毕竟一代王朝一代人,他们当时辅佐的又不是自己,万一他们看自己不顺眼该咋办?
于是很多皇帝就不想让他们落个好下场,可宣武帝似乎截然想法,甚至对一些罪人还要特赦。
那么,这究竟是怎么回事呢?
“皇族有遣,皆不持讯”根据《魏书》卷十五《昭成子孙传》至卷二十二《孝文五王传》的记载,活跃在宜武朝的宗室诸王及其后人中,有明显不良劣迹日被宜武帝处罚的宗室诸王有以下六人。
元愿平,安定王元休之子,宣武帝的叔公辈,官拜给事中。
然而“悖恶日甚,杀人劫盗,公私成患。世宗以其戚近,未怒致之于法”"。只是将他免了官,禁足在愁思馆,让他悔过。
元诠,字搜贤,安乐王元长乐之子,宜武帝的叔父辈,任凉州史时,“在州贪秽,政以贿成”"。

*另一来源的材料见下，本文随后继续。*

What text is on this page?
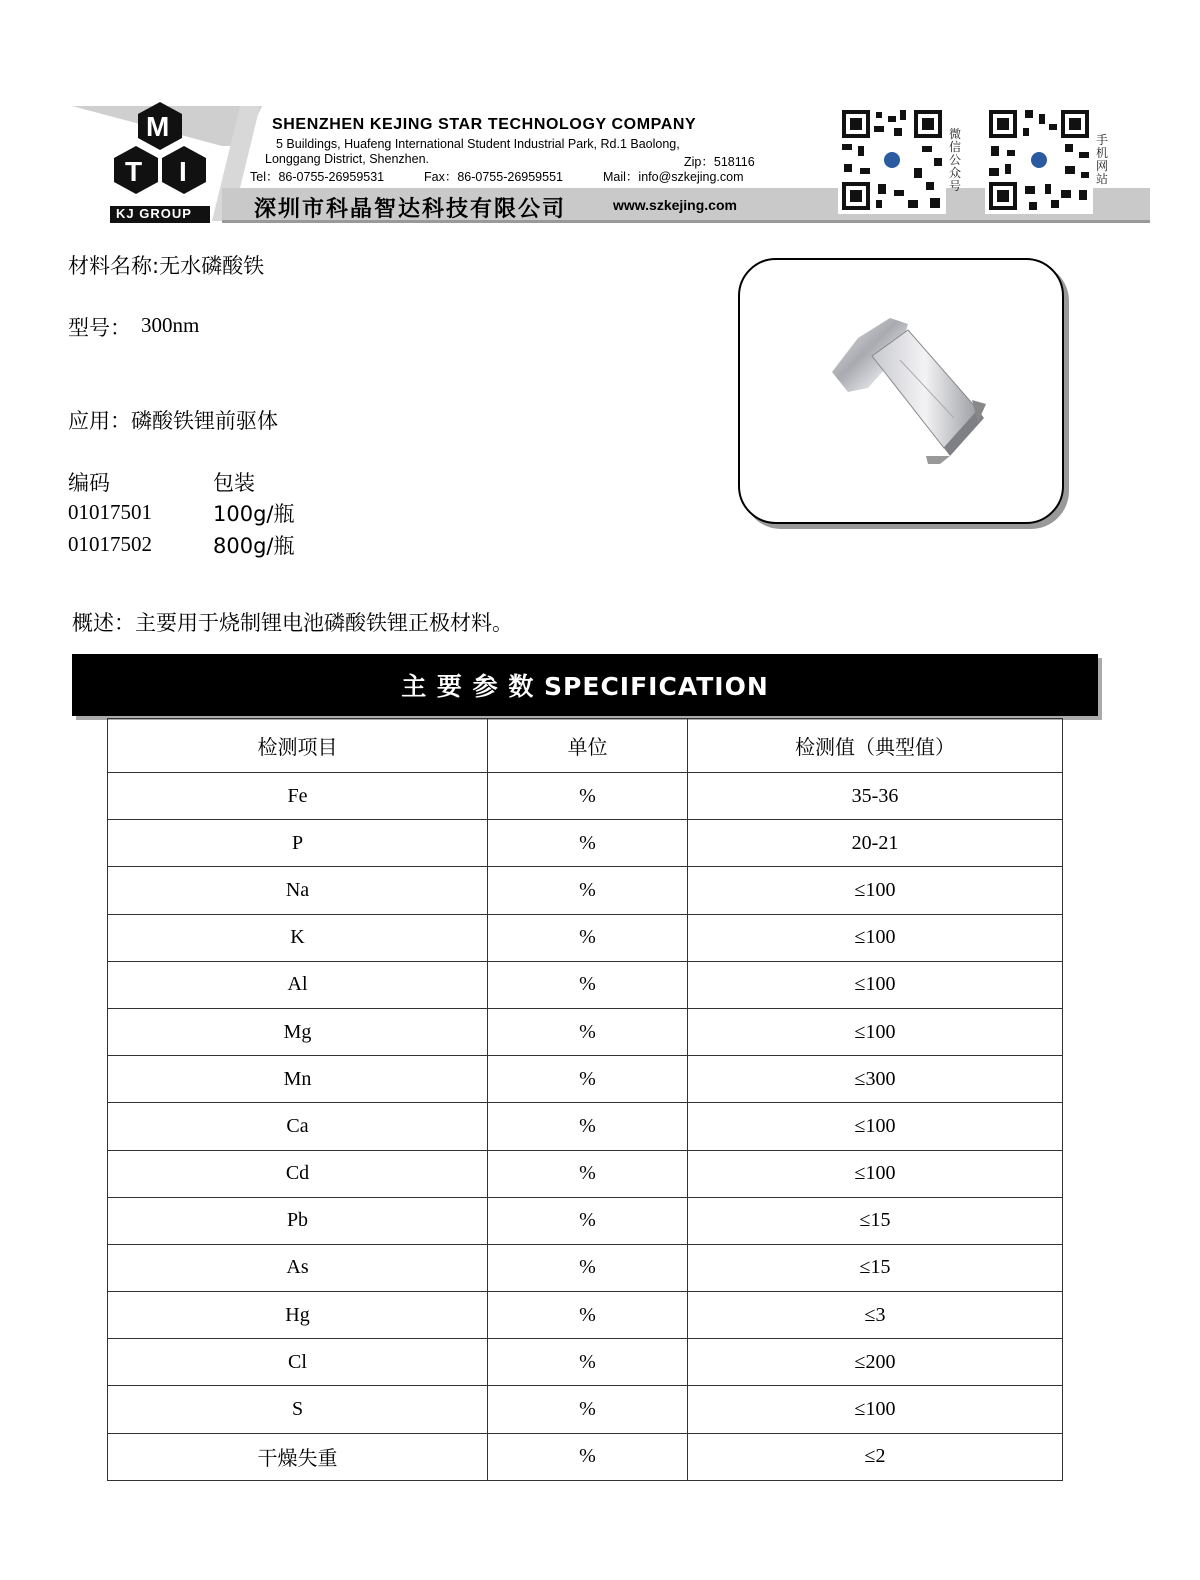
M
T I
KJ GROUP
SHENZHEN KEJING STAR TECHNOLOGY COMPANY
5 Buildings, Huafeng International Student Industrial Park, Rd.1 Baolong,
Longgang District, Shenzhen.	Zip：518116
Tel：86-0755-26959531	Fax：86-0755-26959551	Mail：info@szkejing.com
深圳市科晶智达科技有限公司	www.szkejing.com
微信公众号
手机网站
材料名称:无水磷酸铁
型号： 300nm
应用：磷酸铁锂前驱体
编码	包装
01017501	100g/瓶
01017502	800g/瓶
概述：主要用于烧制锂电池磷酸铁锂正极材料。
主 要 参 数 SPECIFICATION
检测项目	单位	检测值（典型值）
Fe	%	35-36
P	%	20-21
Na	%	≤100
K	%	≤100
Al	%	≤100
Mg	%	≤100
Mn	%	≤300
Ca	%	≤100
Cd	%	≤100
Pb	%	≤15
As	%	≤15
Hg	%	≤3
Cl	%	≤200
S	%	≤100
干燥失重	%	≤2
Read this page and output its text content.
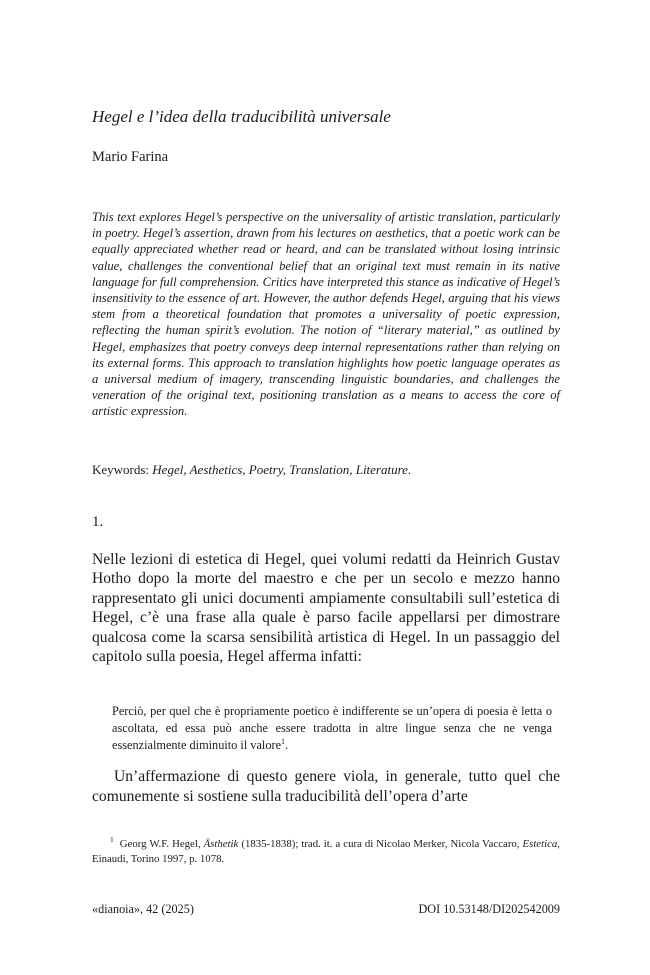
Hegel e l’idea della traducibilità universale
Mario Farina

This text explores Hegel’s perspective on the universality of artistic translation, particularly in poetry. Hegel’s assertion, drawn from his lectures on aesthetics, that a poetic work can be equally appreciated whether read or heard, and can be translated without losing intrinsic value, challenges the conventional belief that an original text must remain in its native language for full comprehension. Critics have interpreted this stance as indicative of Hegel’s insensitivity to the essence of art. However, the author defends Hegel, arguing that his views stem from a theoretical foundation that promotes a universality of poetic expression, reflecting the human spirit’s evolution. The notion of “literary material,” as outlined by Hegel, emphasizes that poetry conveys deep internal representations rather than relying on its external forms. This approach to translation highlights how poetic language operates as a universal medium of imagery, transcending linguistic boundaries, and challenges the veneration of the original text, positioning translation as a means to access the core of artistic expression.

Keywords: Hegel, Aesthetics, Poetry, Translation, Literature.
1.

Nelle lezioni di estetica di Hegel, quei volumi redatti da Heinrich Gustav Hotho dopo la morte del maestro e che per un secolo e mezzo hanno rappresentato gli unici documenti ampiamente consultabili sull’estetica di Hegel, c’è una frase alla quale è parso facile appellarsi per dimostrare qualcosa come la scarsa sensibilità artistica di Hegel. In un passaggio del capitolo sulla poesia, Hegel afferma infatti:

Perciò, per quel che è propriamente poetico è indifferente se un’opera di poesia è letta o ascoltata, ed essa può anche essere tradotta in altre lingue senza che ne venga essenzialmente diminuito il valore$^1$.

Un’affermazione di questo genere viola, in generale, tutto quel che comunemente si sostiene sulla traducibilità dell’opera d’arte

$^1$ Georg W.F. Hegel, Ästhetik (1835-1838); trad. it. a cura di Nicolao Merker, Nicola Vaccaro, Estetica, Einaudi, Torino 1997, p. 1078.

«dianoia», 42 (2025)	DOI 10.53148/DI202542009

元恪却未做任何处置,而后迁官于定州刺史。京兆王元愉频乱,有首告之功,升官至尚书左仆射。
元琛,字云宝,河间王元若之继子,宜武帝的叔父辈,官拜定州刺史,妻子乃是宜武皇后高氏之妹。
于是乎“琛凭持内外,多所收纳,贪之极”。元恪也没有对此处理,反而在宣武帝死后,被胡灵太后废官归家。但不久,以重金贿赂刘腾,又出任秦州刺史。
元丽,字宝掌,济阴王元小新成之子,宣武帝的叔公辈,任秦州刺史讨伐吕苟儿反叛时,“丽因平贼之势,枉掠良善七百余人"。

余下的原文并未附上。